Even if all the claims made by the soy industry about the health benefits of soy lecithin and soy byproducts were completely true, it would still be pretty clear that the bad outweighs the good.
If, after reading this, you’re looking to avoid soy byproducts, you’ve got your work cut out for you! If you eat any processed food at all, odds are it contains products derived from soy. You’ll find soybean oil, soy flour, soy formula, soy lecithin or hydrolyzed soy protein on one label after another.
The good news is lowering the load of soy in your diet is easier then you think!
Action Step: Over the next 24 hours take a look at the food in your cupboard.

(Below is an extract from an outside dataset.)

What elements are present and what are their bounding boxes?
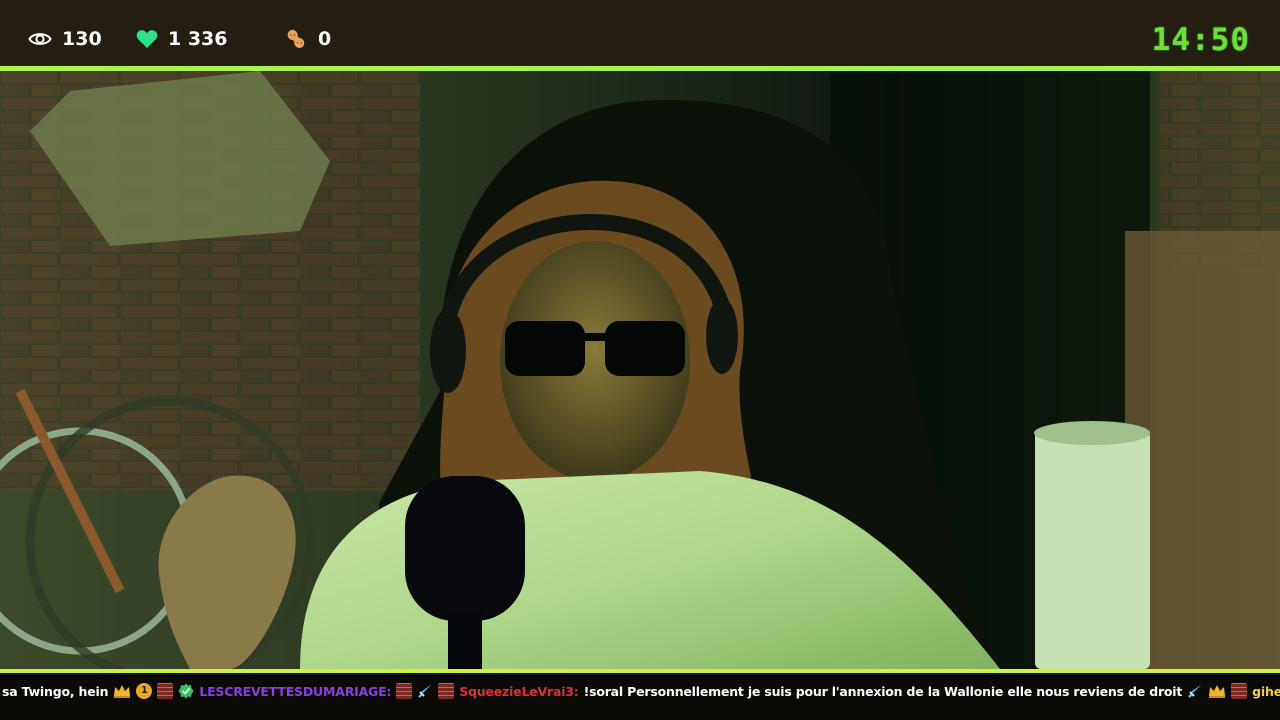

Do you see any items with soy in the ingredient list? Maybe a chocolate bar, box of crackers, some cookies or salad dressing? On your next visit to the grocery store, take a look at a few other products on the shelves related to the item you want. If it has no soy in the ingredient list, it automatically is a better choice. They are out there, you just need to take a few minutes to look.
Remember, the best way to avoid soy products is to get in your kitchen and make your favourite foods yourself. Here is one recipe to help get you started. It is for my delectable Guilt Free Chocolate Bars. This is the silkiest, smoothest chocolate you have ever tasted. Give it a try and let me know how it goes.
Is there anything GOOD about soy?
Fermented soy products like miso, temeph and natto are safer to consume because the fermentation process blunts the activity of phytic acid on your nutrient absorption and creates probiotic activity for gut health.
Now go take a look in your kitchen cupboard and see what you find!